Первое время Гёте успешно продвигал свою идею. На заседании 21 февраля 1779 года Тайный консилиум поддержал предложенную Гёте стратегию. Было принято решение искать союза с другими княжескими дворами, стремящимися сохранить нейтралитет, а пока по возможности противиться насильственной вербовке рекрутов и усиливать собственное военное присутствие.
Веймарскому герцогству повезло. 13 мая 1779 года война за баварское наследство – войска противников успели посидеть в засаде морозной зимой, оголодать и переброситься дюжиной-другой замерзших картофелин – закончилась Тешенским миром. Однако в первые месяцы предугадать подобный счастливый исход было невозможно. Гёте, будучи председателем Военной комиссии, ездит по стране, контролируя рекрутский набор. В эти дни он пишет первый прозаический набросок «Ифигении в Тавриде» – пьесы, которую в одном из писем к Шиллеру назовет «чертовски гуманной»[713].
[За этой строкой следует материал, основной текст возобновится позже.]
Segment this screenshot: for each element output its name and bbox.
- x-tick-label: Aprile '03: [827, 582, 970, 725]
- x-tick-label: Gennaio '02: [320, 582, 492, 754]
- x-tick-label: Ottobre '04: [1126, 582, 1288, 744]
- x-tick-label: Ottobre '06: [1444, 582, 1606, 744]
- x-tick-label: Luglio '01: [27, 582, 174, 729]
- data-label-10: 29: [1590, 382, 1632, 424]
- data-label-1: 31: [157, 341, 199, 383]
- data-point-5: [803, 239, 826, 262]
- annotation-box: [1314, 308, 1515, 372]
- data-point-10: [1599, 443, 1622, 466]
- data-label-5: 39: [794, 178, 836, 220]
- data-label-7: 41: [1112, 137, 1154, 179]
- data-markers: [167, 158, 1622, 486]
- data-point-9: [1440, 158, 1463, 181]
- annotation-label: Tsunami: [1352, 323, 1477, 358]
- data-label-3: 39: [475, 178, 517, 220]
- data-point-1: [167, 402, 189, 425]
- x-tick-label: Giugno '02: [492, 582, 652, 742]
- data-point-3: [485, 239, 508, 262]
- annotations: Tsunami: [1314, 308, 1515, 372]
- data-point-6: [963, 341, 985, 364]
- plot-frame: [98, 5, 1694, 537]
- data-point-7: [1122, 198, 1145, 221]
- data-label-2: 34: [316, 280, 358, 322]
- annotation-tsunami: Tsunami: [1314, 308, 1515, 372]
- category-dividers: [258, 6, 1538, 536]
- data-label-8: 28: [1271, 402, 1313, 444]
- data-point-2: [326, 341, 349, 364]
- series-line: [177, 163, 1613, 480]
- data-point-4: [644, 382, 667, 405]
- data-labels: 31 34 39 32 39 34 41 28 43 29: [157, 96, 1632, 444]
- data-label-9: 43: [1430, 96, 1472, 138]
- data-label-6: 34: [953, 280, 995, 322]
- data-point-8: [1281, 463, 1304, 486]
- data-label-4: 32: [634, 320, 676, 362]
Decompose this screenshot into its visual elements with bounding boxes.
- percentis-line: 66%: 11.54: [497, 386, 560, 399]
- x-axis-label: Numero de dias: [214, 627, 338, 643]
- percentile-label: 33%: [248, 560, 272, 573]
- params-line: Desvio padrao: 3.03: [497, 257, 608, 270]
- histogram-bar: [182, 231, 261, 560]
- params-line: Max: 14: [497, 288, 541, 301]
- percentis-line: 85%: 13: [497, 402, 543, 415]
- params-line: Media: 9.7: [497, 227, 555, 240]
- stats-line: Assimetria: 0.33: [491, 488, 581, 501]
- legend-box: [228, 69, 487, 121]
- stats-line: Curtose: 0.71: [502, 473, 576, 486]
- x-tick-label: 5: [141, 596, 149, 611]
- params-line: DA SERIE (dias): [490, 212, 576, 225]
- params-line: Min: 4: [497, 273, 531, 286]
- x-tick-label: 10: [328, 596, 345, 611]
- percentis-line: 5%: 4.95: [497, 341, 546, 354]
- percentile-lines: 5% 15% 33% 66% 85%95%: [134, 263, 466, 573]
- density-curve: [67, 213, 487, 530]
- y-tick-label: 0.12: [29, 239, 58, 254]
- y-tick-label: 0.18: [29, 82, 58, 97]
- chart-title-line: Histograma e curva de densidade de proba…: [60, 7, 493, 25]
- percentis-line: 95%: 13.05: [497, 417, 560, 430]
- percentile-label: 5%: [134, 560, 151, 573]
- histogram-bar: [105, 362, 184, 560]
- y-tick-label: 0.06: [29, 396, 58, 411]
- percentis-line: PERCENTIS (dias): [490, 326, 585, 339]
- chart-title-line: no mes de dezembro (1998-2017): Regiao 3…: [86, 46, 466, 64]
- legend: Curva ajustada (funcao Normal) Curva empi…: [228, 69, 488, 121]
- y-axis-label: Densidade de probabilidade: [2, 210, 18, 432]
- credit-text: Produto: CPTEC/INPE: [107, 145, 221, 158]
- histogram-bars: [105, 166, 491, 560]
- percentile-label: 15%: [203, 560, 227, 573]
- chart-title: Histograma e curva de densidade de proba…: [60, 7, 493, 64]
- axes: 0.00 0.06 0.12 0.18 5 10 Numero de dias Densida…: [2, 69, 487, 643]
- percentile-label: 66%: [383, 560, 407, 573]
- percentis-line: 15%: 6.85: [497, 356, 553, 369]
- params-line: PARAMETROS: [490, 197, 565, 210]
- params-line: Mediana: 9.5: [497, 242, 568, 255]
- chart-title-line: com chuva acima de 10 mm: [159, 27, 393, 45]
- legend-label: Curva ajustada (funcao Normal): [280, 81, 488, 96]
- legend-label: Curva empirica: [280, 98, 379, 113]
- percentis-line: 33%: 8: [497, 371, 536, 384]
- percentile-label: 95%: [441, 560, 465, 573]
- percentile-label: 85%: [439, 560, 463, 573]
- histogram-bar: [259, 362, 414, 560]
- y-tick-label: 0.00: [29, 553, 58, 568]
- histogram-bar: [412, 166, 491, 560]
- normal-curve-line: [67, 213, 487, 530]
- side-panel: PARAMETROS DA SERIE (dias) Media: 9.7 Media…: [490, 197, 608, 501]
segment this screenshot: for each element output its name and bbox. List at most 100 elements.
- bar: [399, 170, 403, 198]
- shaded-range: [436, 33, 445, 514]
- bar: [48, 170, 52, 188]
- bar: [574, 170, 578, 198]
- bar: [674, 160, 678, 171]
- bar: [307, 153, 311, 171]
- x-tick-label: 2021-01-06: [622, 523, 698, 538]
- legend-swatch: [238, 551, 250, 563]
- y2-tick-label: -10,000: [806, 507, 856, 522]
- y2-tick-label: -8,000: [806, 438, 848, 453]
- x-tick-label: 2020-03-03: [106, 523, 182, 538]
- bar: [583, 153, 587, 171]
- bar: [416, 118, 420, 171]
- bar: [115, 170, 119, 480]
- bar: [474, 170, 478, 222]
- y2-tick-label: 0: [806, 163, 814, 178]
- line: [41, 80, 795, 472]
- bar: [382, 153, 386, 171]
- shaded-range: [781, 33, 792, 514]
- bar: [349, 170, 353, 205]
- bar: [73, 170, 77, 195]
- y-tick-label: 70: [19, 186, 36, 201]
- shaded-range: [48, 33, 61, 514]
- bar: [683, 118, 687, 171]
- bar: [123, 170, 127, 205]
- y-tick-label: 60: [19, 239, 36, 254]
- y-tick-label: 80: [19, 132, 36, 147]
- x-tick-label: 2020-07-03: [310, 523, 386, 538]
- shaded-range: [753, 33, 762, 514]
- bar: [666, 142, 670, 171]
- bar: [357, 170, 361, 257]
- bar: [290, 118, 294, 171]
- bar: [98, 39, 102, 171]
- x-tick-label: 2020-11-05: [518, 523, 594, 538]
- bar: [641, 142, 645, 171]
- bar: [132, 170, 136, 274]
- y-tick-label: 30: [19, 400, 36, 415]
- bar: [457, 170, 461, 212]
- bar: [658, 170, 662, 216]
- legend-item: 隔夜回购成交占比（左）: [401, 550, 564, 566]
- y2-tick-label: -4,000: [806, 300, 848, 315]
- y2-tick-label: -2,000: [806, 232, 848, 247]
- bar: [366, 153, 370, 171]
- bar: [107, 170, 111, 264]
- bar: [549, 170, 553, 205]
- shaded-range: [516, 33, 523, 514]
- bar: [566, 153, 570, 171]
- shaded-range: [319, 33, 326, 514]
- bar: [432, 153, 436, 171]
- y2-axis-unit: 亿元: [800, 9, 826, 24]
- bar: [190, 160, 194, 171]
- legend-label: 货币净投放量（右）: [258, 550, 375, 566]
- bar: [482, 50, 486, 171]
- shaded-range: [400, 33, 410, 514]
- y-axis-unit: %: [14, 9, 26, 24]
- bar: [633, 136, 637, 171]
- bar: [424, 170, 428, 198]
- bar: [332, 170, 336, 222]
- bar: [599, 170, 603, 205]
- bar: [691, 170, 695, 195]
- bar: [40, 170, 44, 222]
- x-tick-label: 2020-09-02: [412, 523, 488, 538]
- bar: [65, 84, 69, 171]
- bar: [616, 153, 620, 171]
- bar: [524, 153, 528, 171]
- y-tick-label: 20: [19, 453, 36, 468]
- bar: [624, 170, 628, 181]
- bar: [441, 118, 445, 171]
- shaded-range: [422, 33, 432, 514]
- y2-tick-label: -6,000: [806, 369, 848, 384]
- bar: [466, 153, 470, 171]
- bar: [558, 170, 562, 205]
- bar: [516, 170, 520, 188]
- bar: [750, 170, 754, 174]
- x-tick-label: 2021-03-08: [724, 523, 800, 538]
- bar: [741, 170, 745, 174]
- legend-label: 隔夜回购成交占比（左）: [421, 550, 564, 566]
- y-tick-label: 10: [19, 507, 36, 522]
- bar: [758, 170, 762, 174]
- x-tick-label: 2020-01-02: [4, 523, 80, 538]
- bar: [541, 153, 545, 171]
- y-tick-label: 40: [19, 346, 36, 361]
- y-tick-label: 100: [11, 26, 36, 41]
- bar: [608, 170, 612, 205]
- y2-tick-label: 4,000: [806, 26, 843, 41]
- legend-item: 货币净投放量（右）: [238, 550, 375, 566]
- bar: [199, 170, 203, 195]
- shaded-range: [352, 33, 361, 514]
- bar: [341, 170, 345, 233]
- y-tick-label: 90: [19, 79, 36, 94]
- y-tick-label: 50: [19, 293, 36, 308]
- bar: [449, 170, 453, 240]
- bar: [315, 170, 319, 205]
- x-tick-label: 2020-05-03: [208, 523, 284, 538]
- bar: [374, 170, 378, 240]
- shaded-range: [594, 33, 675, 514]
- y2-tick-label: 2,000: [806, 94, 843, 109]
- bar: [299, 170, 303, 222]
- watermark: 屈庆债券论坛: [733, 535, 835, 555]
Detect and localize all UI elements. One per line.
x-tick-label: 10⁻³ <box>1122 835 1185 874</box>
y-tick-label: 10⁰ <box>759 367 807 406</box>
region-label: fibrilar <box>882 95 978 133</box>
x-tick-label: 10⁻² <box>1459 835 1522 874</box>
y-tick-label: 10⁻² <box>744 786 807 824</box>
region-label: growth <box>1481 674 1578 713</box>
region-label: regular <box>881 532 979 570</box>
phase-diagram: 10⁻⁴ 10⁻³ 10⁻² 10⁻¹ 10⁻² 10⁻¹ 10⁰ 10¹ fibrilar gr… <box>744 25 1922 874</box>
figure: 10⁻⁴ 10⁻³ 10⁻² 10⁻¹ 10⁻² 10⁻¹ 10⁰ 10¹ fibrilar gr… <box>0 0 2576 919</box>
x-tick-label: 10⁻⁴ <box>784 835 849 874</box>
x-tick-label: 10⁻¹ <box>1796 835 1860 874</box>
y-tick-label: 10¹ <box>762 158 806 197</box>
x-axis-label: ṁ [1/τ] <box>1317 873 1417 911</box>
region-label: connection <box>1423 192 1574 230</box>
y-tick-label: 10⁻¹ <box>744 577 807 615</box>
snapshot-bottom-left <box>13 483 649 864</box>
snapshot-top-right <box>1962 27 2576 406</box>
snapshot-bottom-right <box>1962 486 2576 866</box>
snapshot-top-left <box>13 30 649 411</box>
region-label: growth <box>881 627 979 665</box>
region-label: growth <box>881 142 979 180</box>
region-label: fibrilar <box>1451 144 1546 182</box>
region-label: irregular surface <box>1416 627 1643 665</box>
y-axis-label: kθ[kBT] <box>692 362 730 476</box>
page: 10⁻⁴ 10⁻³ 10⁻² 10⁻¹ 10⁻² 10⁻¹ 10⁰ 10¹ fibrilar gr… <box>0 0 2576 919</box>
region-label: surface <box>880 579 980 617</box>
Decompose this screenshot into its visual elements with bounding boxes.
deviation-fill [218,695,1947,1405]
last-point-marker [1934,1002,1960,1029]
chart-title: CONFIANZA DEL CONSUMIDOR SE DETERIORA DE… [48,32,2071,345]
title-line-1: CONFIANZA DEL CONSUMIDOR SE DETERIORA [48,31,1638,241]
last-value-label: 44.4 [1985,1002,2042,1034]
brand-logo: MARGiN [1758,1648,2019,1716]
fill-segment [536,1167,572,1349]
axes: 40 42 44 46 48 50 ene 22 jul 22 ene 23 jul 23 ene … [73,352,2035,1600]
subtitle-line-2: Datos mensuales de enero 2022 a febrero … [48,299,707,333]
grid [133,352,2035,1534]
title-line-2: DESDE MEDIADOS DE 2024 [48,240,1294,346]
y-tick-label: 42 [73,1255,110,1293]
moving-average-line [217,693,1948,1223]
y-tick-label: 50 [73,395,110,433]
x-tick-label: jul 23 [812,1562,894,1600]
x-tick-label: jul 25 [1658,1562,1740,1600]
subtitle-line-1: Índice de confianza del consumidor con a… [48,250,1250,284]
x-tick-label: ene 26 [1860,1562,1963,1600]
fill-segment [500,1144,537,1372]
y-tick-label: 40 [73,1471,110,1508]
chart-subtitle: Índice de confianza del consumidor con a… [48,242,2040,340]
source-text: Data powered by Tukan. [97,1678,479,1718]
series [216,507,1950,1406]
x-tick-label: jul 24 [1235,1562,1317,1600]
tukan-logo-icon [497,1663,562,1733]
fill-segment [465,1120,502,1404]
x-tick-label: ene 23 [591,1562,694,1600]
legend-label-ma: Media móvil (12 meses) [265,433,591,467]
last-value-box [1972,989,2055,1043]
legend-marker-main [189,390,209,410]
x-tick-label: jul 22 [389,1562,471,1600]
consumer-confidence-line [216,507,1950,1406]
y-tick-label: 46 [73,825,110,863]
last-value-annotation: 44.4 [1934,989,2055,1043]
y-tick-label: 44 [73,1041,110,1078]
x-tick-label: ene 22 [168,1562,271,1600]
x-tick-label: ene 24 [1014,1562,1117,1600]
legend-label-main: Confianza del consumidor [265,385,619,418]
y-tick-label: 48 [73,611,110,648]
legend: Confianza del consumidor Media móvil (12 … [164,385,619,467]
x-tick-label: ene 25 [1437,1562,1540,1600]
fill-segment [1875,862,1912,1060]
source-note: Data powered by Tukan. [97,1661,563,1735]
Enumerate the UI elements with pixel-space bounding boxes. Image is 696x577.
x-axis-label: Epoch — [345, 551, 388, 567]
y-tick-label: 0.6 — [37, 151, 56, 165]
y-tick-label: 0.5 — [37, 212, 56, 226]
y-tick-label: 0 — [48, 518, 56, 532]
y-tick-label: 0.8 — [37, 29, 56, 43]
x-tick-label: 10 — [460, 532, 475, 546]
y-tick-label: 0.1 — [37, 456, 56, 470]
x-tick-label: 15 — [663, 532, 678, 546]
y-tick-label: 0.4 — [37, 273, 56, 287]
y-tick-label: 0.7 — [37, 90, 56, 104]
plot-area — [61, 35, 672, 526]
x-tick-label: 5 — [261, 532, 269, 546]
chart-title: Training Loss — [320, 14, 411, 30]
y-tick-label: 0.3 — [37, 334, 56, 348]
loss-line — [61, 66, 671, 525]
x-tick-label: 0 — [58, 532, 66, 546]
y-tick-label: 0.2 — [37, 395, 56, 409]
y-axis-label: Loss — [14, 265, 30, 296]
Более легкие пьесы «Лила» и «Триумф чувствительности» были написаны ко дню рождения герцогини в прошлом и позапрошлом годах и теперь снова разыгрывались актерами любительского театра в честь именинницы 30 января. Герцогиня была в положении и скоро должна была разрешиться от бремени. 3 февраля 1779 года у нее родилась дочка. На 14 марта было запланировано первое после родов посещение церкви. Когда 14 февраля Гёте приступил к работе над «Ифигенией», он надеялся, что премьера спектакля по новой пьесе будет приурочена к этому событию. На этот раз повод требовал от поэта чего-то торжественного и возвышенного. Этой цели – возвышенному развлечению без лишних волнений – подчинен замысел пьесы, и в этом смысле «Ифигению» можно назвать «пьесой на случай». Постановка была принято хорошо. Ее успех объяснялся среди прочего тем, что Корона Шрётер в роли Ифигении и Гёте в роли Ореста вместе производили неотразимое впечатление. Статная фигура Короны и ее изящный костюм из драпированного шелка полностью соответствовали античным пристрастиям веймарского двора, а что касается Гёте, то он настолько хорошо справился со своей ролью, что придворный врач Кристоф Вильгельм Хуфеланд по прошествии многих лет с восторгом вспоминал: «Казалось, на сцене сам Аполлон. Никогда еще публика не видела столь счастливого соединения физического и духовного совершенства и красоты, как в тот вечер в Гёте»[714].